Messages of honour and remembrance were front of mind for Yellowknifers who gathered at the City Hall amphitheater Thursday for the Tree of Honour ceremony.
The ceremony, hosted by the Status of Women Council of the NWT, invited residents to tie red ribbons to a tree in Somba K’e Park in recognition of Missing and Murdered Indigenous Women and Girls (MMIWG).
Be'sha Blondin, elder advisor with the Arctic Indigenous Wellness Foundation, said the ceremony is a way of connecting with the women and acknowledging them for their families.
“To come together like this in prayer is really, really important,” she told NNSL Media. “They could still be here, alive, but we're not sure. So what we do is through the ceremony we connect with them.”
“This has been going on for centuries and centuries,” she said. “It didn’t start with this generation or the generation before. It's ever since Europeans first stepped into this land. There's been a lot of our people missing, not just the girls.”
The ceremony was the second of six Tree of Honour events in the NWT starting with Aklavik and Behchoko on Tuesday. Following Yellowknife’s Thursday ceremony, the Status of Women Council will host events in Fort Simpson and Hay River on Oct. 3 and 10 respectively.
Among the speakers was City Councillor Stacie Smith.
She told attendees that she was “honoured” to be at the event as a councillor, but also as a mother, a daughter, and as an Indigenous woman.
“There are very few indigenous people who have not been touched by violence,” she said, and told the story of how she “could have been one of them.”

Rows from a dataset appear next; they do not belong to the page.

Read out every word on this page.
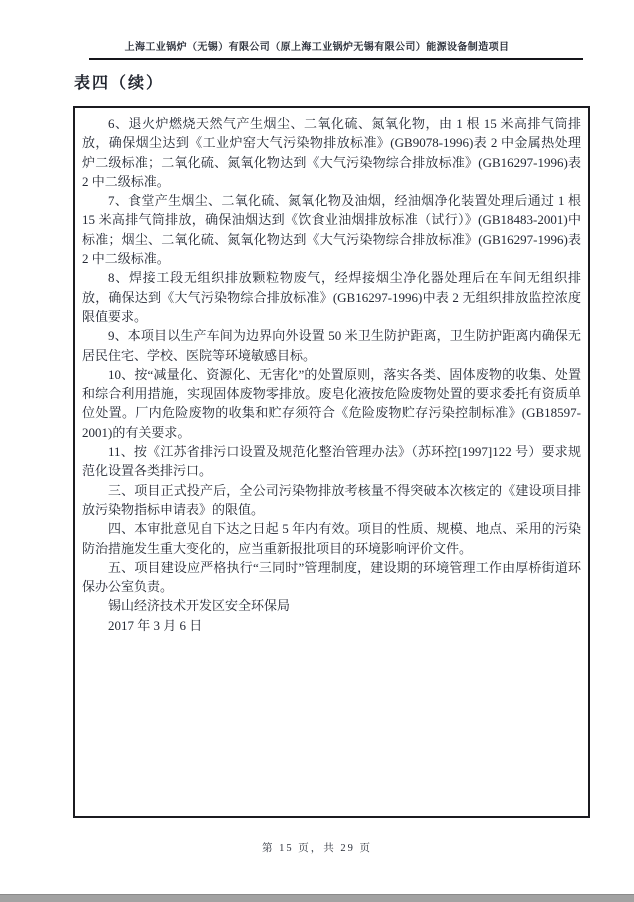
上海工业锅炉（无锡）有限公司（原上海工业锅炉无锡有限公司）能源设备制造项目
表四（续）

6、退火炉燃烧天然气产生烟尘、二氧化硫、氮氧化物，由 1 根 15 米高排气筒排放，确保烟尘达到《工业炉窑大气污染物排放标准》(GB9078-1996)表 2 中金属热处理炉二级标准；二氧化硫、氮氧化物达到《大气污染物综合排放标准》(GB16297-1996)表 2 中二级标准。

7、食堂产生烟尘、二氧化硫、氮氧化物及油烟，经油烟净化装置处理后通过 1 根 15 米高排气筒排放，确保油烟达到《饮食业油烟排放标准（试行）》(GB18483-2001)中标准；烟尘、二氧化硫、氮氧化物达到《大气污染物综合排放标准》(GB16297-1996)表 2 中二级标准。

8、焊接工段无组织排放颗粒物废气，经焊接烟尘净化器处理后在车间无组织排放，确保达到《大气污染物综合排放标准》(GB16297-1996)中表 2 无组织排放监控浓度限值要求。

9、本项目以生产车间为边界向外设置 50 米卫生防护距离，卫生防护距离内确保无居民住宅、学校、医院等环境敏感目标。

10、按“减量化、资源化、无害化”的处置原则，落实各类、固体废物的收集、处置和综合利用措施，实现固体废物零排放。废皂化液按危险废物处置的要求委托有资质单位处置。厂内危险废物的收集和贮存须符合《危险废物贮存污染控制标准》(GB18597-2001)的有关要求。

11、按《江苏省排污口设置及规范化整治管理办法》（苏环控[1997]122 号）要求规范化设置各类排污口。

三、项目正式投产后，全公司污染物排放考核量不得突破本次核定的《建设项目排放污染物指标申请表》的限值。

四、本审批意见自下达之日起 5 年内有效。项目的性质、规模、地点、采用的污染防治措施发生重大变化的，应当重新报批项目的环境影响评价文件。

五、项目建设应严格执行“三同时”管理制度，建设期的环境管理工作由厚桥街道环保办公室负责。

锡山经济技术开发区安全环保局

2017 年 3 月 6 日

第 15 页，共 29 页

As a student in Winnipeg she described once having gone to see a local artist play at a coffee house and being followed, and eventually chased, by two men in a truck on her way home.
Smith was able to lose the men hiding in a crowd at a bus stop nearby, but she remembers fearing the men would “catch” her, “drag” her out of the crowd, and that “nobody would have cared.”
She calls the MMIWG movement “profound,” but said that “words mean nothing without action.”
The 2019 National Inquiry’s final report found “persistent and deliberate human and Indigenous rights violations and abuses to be the root cause behind Canada’s staggering rates of violence against Indigenous women.”
The report includes 231 calls for justice.
Finance Minister Caroline Wawzonek, also responsible for the status of women portfolio, said “there is a lot of work happening behind the scenes.”
Wawzonek said that the provincial, territorial, and federal governments are working to address the calls to justice through the creation of a national core working group, and sub working groups. She said the GNWT has “started to engage with Indigenous governments and stakeholders across the Northwest Territories.
“The NWT was the only jurisdiction in Canada that developed an initial response to the national inquiry's report,” she said. “That was a good start. We are now working hard to create a framework for our own action plan, one that will do work to prevent further tragedies and violence to improve the lives and safety of Indigenous women, girls and LGBTQS2 people in the Northwest Territories safe.”